Cette nuance ayant été apportée, Sarah PARMENTIER a poursuivi la discussion en détaillant les manifestations quantitatives et qualitatives de la pression normative.
D’un point de vue quantitatif d’abord, l’inflation normative - bien qu’elle connaisse un léger ralentissement – participe grandement à l’idée de pression normative. Elle s’explique par l’émergence de besoins législatifs dans des domaines de plus en plus complexes et nombreux liés à l’apparition de nouveaux enjeux, tels que la préservation de l’environnement. S’ajoutent à cela les mesures d’applications greffées aux lois qui contribuent à accroitre le volume des actes réglementaires.
Sarah PARMENTIER a ensuite insisté davantage sur l’aspect qualitatif de la pression normative, évoquant une forme de « désordre normatif », prenant pour exemple les conflits entre les domaines de la loi et du règlement. La qualité de la loi est par ailleurs altérée par la prolifération de textes à visée plus politique que normative ainsi que de textes rédigés à la hâte dans des situations d’urgence.
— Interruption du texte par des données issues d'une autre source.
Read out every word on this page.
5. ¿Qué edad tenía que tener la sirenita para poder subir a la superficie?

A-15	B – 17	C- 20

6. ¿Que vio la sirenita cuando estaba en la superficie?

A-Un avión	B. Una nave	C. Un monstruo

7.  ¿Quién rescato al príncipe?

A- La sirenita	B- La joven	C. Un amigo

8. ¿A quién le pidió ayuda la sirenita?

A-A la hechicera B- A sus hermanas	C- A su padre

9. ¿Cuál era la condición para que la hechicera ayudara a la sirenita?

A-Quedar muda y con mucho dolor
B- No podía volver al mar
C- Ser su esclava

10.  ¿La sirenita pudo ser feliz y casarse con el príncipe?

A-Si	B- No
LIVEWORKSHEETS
Cette dégradation qualitative de la norme est contraire à l’objectif à valeur constitutionnelle d’accessibilité et d’intelligibilité de la loi. Il en résulte une défiance des citoyens vis-à-vis de la législation, faisant obstacle à sa mise en œuvre. Cette sensation de pression est cependant à mettre en regard avec le cadre normatif toujours davantage sollicité, de manière paradoxale, par une partie de la population.
Cette réflexion a alors été mise en parallèle par le Professeur Cécile PÉRÈS avec l’invitation du législateur à la retenue émise par Jean CARBONNIER dans son article consacré à « La part du droit dans l’angoisse contemporaine » (Flexible droit, 10e éd., LGDJ, 2014, pp. 201 et s.).
Les intervenants se sont ensuite interrogés sur la nature des critiques émises vis à vis de la pression normative ainsi que les solutions permettant de lutter contre cette dernière.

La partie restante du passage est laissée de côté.